CP: Computationally predicted features.
MS: Protein expression as detected by mass spectrometry. For further details on the enriching features, cf. Table 1.
Fig. 2. Categorized enriching features on prediction of seroreactive or serodiagnostic antigens based on naïve Bayes ranking.
a) Prediction of categorized enriching features on seroreactive antigens. Within the top 30% of the ranked genome, COGs (COG U, M, N, and O), computationally predicted features, the MS positive feature, and the ten enriching features altogether could predict 30, 52, 34, and 78% of all seroreactive hits, respectively. b) Prediction of categorized enriching features on serodiagnostic antigens. Within the top 20% of the ranked genome, COGs (COG U, M, N, and O), computationally predicted features, the MS positive feature, and the ten enriching features altogether could predict 30, 61, 61, and 91% of all serodiagnostic hits, respectively. c) Prediction of paired categorized enriching features on serodiagnostic antigens. Pairing two of the categories of the enriching features significantly enhanced the prediction on serodiagnostic antigens compared to prediction from an individual category of enriching features.
Discussion
The humoral immune response is essential for host defense against bacterial pathogens. However, high-throughput tools for understanding the extent and quality of the immune response against pathogens on a genome-wide scale are limited, and understanding of the immune response on a systems biology level has developed very slowly. Emerging efforts include application of reverse vaccinology to discover new subunit vaccine candidates [26– 28], or developing of sequence-based prediction models [23]. This emergence has been driven by the rapid accumulation of whole genome sequencing data from thousands of microorganisms [29]. Here, we have been taking a protein microarray approach to profile the humoral immune response to numerous infectious agents and to identify the complete antibody repertoire associated with each disease, attempting to be as complete and accurate as possible.
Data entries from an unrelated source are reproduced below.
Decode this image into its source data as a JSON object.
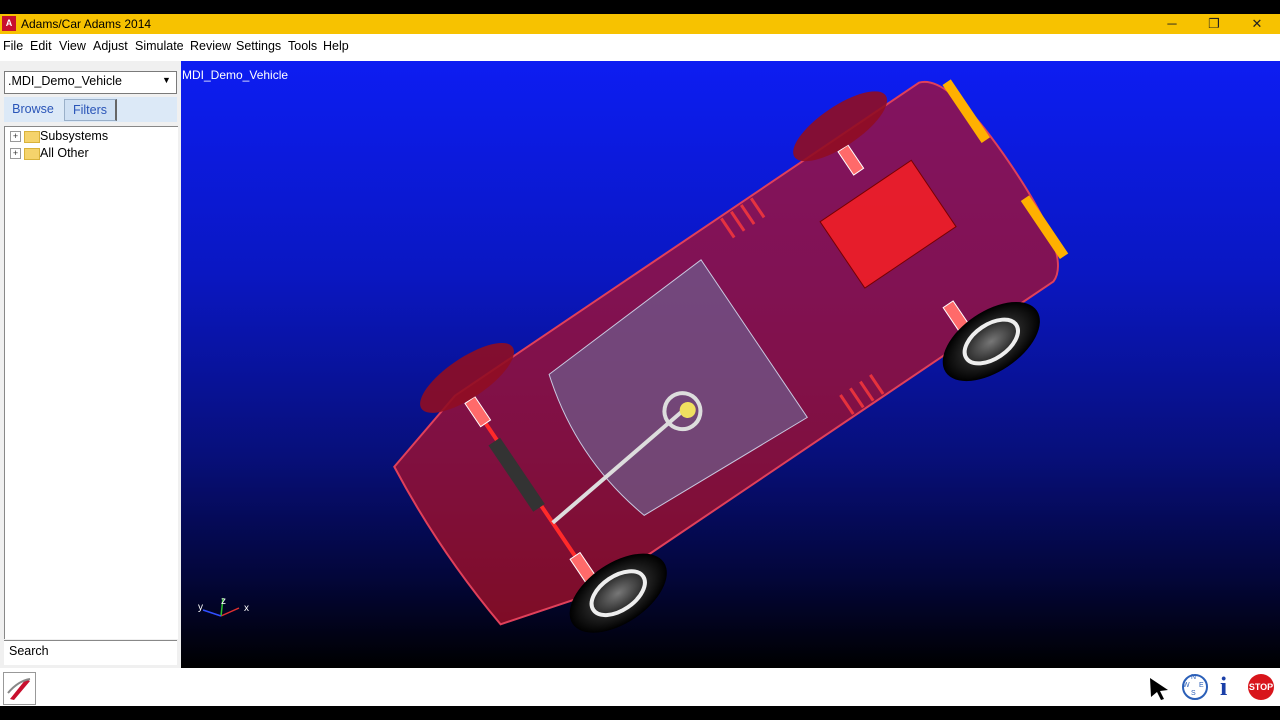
{
  "window": {
    "logo_letter": "A",
    "title": "Adams/Car Adams 2014",
    "controls": {
      "minimize": "─",
      "restore": "❐",
      "close": "✕"
    }
  },
  "menu": [
    "File",
    "Edit",
    "View",
    "Adjust",
    "Simulate",
    "Review",
    "Settings",
    "Tools",
    "Help"
  ],
  "browser": {
    "model_select_value": ".MDI_Demo_Vehicle",
    "tabs": [
      "Browse",
      "Filters"
    ],
    "active_tab": "Filters",
    "tree": [
      {
        "label": "Subsystems",
        "expander": "+"
      },
      {
        "label": "All Other",
        "expander": "+"
      }
    ],
    "search_label": "Search"
  },
  "viewport": {
    "label": "MDI_Demo_Vehicle",
    "triad": {
      "y": "y",
      "z": "z",
      "x": "x"
    }
  },
  "toolbar": {
    "select_icon": "cursor-arrow-icon",
    "compass_letters": [
      "N",
      "W",
      "E",
      "S"
    ],
    "info_glyph": "i",
    "stop_label": "STOP"
  },
  "colors": {
    "title_bar": "#f7c200",
    "viewport_top": "#0d1df2",
    "car_body": "#c8102e",
    "stop_button": "#d8151b"
  }
}
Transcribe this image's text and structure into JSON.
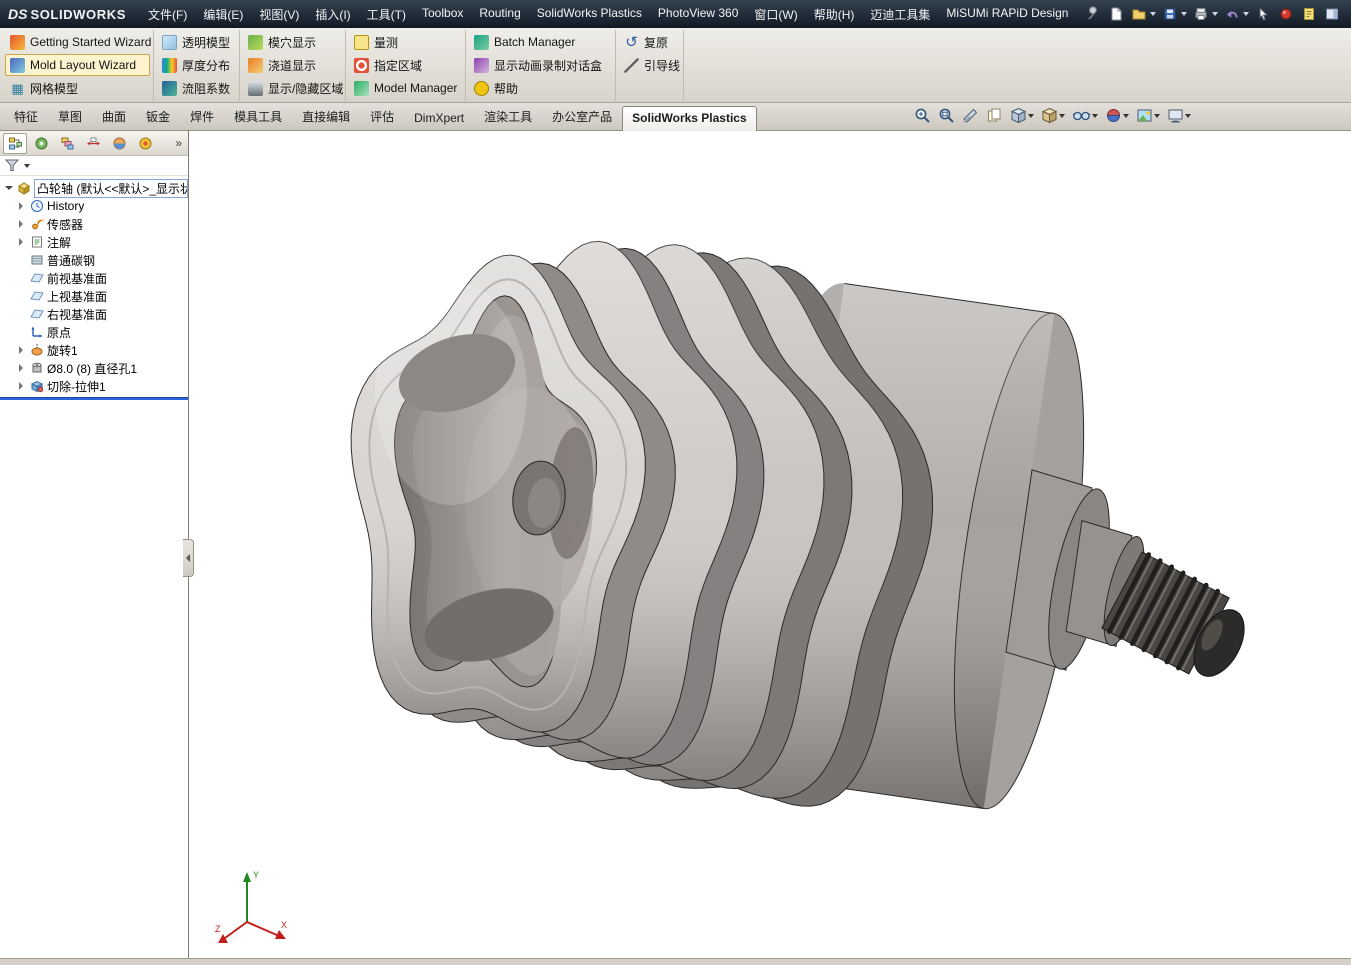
{
  "menubar": {
    "brand_mark": "DS",
    "brand": "SOLIDWORKS",
    "menus": [
      "文件(F)",
      "编辑(E)",
      "视图(V)",
      "插入(I)",
      "工具(T)",
      "Toolbox",
      "Routing",
      "SolidWorks Plastics",
      "PhotoView 360",
      "窗口(W)",
      "帮助(H)",
      "迈迪工具集",
      "MiSUMi RAPiD Design"
    ],
    "quick_icons": [
      "toolbox-wrench-icon",
      "new-document-icon",
      "open-document-icon",
      "save-icon",
      "print-icon",
      "undo-icon",
      "select-pointer-icon",
      "record-icon",
      "properties-document-icon",
      "task-pane-icon"
    ]
  },
  "ribbon": {
    "columns": [
      {
        "items": [
          {
            "label": "Getting Started Wizard",
            "icon": "getting-started-wizard-icon"
          },
          {
            "label": "Mold Layout Wizard",
            "icon": "mold-layout-wizard-icon",
            "selected": true
          },
          {
            "label": "网格模型",
            "icon": "mesh-model-icon"
          }
        ]
      },
      {
        "items": [
          {
            "label": "透明模型",
            "icon": "transparent-model-icon"
          },
          {
            "label": "厚度分布",
            "icon": "thickness-distribution-icon"
          },
          {
            "label": "流阻系数",
            "icon": "flow-resistance-icon"
          }
        ]
      },
      {
        "items": [
          {
            "label": "模穴显示",
            "icon": "cavity-display-icon"
          },
          {
            "label": "浇道显示",
            "icon": "runner-display-icon"
          },
          {
            "label": "显示/隐藏区域",
            "icon": "show-hide-region-icon"
          }
        ]
      },
      {
        "items": [
          {
            "label": "量测",
            "icon": "measure-icon"
          },
          {
            "label": "指定区域",
            "icon": "specify-region-icon"
          },
          {
            "label": "Model Manager",
            "icon": "model-manager-icon"
          }
        ]
      },
      {
        "items": [
          {
            "label": "Batch Manager",
            "icon": "batch-manager-icon"
          },
          {
            "label": "显示动画录制对话盒",
            "icon": "animation-record-dialog-icon"
          },
          {
            "label": "帮助",
            "icon": "plastics-help-icon"
          }
        ]
      },
      {
        "items": [
          {
            "label": "复原",
            "icon": "undo-restore-icon"
          },
          {
            "label": "引导线",
            "icon": "guide-line-icon"
          }
        ]
      }
    ]
  },
  "tabs": [
    {
      "label": "特征"
    },
    {
      "label": "草图"
    },
    {
      "label": "曲面"
    },
    {
      "label": "钣金"
    },
    {
      "label": "焊件"
    },
    {
      "label": "模具工具"
    },
    {
      "label": "直接编辑"
    },
    {
      "label": "评估"
    },
    {
      "label": "DimXpert"
    },
    {
      "label": "渲染工具"
    },
    {
      "label": "办公室产品"
    },
    {
      "label": "SolidWorks Plastics",
      "active": true
    }
  ],
  "hud": {
    "icons": [
      "zoom-fit-icon",
      "zoom-area-icon",
      "section-view-icon",
      "previous-view-icon",
      "view-orientation-icon",
      "display-style-icon",
      "hide-show-items-icon",
      "edit-appearance-icon",
      "apply-scene-icon",
      "view-settings-icon"
    ]
  },
  "left_panel": {
    "manager_tabs": [
      "featuremanager-tab-icon",
      "propertymanager-tab-icon",
      "configurationmanager-tab-icon",
      "dimxpertmanager-tab-icon",
      "displaymanager-tab-icon",
      "plastics-manager-tab-icon"
    ],
    "tree": {
      "items": [
        {
          "label": "凸轮轴 (默认<<默认>_显示状态)",
          "icon": "part-icon"
        },
        {
          "label": "History",
          "icon": "history-folder-icon"
        },
        {
          "label": "传感器",
          "icon": "sensors-icon"
        },
        {
          "label": "注解",
          "icon": "annotations-icon"
        },
        {
          "label": "普通碳钢",
          "icon": "material-icon"
        },
        {
          "label": "前视基准面",
          "icon": "plane-icon"
        },
        {
          "label": "上视基准面",
          "icon": "plane-icon"
        },
        {
          "label": "右视基准面",
          "icon": "plane-icon"
        },
        {
          "label": "原点",
          "icon": "origin-icon"
        },
        {
          "label": "旋转1",
          "icon": "revolve-feature-icon"
        },
        {
          "label": "Ø8.0 (8) 直径孔1",
          "icon": "hole-feature-icon"
        },
        {
          "label": "切除-拉伸1",
          "icon": "cut-extrude-feature-icon"
        }
      ]
    }
  },
  "viewport": {
    "triad": {
      "x": "X",
      "y": "Y",
      "z": "Z"
    }
  },
  "colors": {
    "menubar_bg": "#1c2835",
    "ribbon_bg": "#d8d4cb",
    "rollback_blue": "#2a64d8",
    "selection_yellow": "#fdf3cf",
    "canvas_bg": "#ffffff"
  }
}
Protein microarrays have become a powerful method enabling profiling of pathogen-specific antibody responses generated upon exposure to infectious agents. No other existing approach can provide such a detailed understanding of the humoral immune response to infection.
Protein microarrays can be used to efficiently probe the entire proteome of a given pathogen against large numbers of patient sera samples, which allows for statistically significant identification of the serodiagnostic antigens. In addition to the identification of potential biomarkers for diagnostics and subunit vaccine candidates, protein microarray studies can also provide the basis for a comprehensive and quantitative determination of basic biological characteristics of the entire set of the serodominant and serodiagnostic antigens on a genomic level.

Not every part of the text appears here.